Книга: Distributed operating systems

7.2. OBJECTS AND CAPABILITIES IN AMOEBA

The basic unifying concept underlying all the Amoeba servers and the services they provide is the object. An object is an encapsulated piece of data upon which certain well-defined operations may be performed. It is, in essence, an abstract data type. Objects are passive. They do not contain processes or methods or other active entities that "do" things. Instead, each object is managed by a server process.

To perform an operation on an object, a client does an RPC with the server, specifying the object, the operation to be performed, and optionally, any parameters needed. The server does the work and returns the answer. Operations are performed synchronously, that is, after initiating an RPC with a server to get some work done, the client thread is blocked until the server replies. Other threads in the same process are still runnable, however.
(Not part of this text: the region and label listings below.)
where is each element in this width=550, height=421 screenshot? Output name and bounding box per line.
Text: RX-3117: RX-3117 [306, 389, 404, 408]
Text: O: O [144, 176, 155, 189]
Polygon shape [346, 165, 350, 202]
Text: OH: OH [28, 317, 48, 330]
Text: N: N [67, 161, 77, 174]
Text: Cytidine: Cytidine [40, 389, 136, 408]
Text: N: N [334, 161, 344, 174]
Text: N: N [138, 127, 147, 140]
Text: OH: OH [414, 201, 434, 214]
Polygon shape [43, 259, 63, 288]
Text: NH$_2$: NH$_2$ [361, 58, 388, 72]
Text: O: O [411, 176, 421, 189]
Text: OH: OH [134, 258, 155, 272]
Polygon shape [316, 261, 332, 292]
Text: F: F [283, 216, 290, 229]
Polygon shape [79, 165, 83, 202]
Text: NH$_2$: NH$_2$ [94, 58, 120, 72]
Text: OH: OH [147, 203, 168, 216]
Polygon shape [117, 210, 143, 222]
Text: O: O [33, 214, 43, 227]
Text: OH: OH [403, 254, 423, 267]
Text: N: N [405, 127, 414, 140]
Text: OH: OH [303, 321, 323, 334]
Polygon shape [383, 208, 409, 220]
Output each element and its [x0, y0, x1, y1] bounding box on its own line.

Clients are unaware of the locations of the objects they use and the servers that manage these objects. A server might be running on the same machine as the client, on a different machine on the same LAN, or even on a machine thousands of kilometers away. Furthermore, although most servers run as user processes, a few low-level ones, such as the segment (i.e., memory) server and process server, run as threads in the kernel. This distinction, too, is invisible to clients. The RPC protocol for talking to user servers or kernel servers, whether local or remote, is identical in all cases. Thus a client is concerned entirely with what it wants to do, not where objects are stored and where servers run. A certain directory contains the capabilities for all the accessible file servers along with a specification of the default choice, so a user can override the default in cases where it matters. Usually, the system administrator sets up the default to be the local one.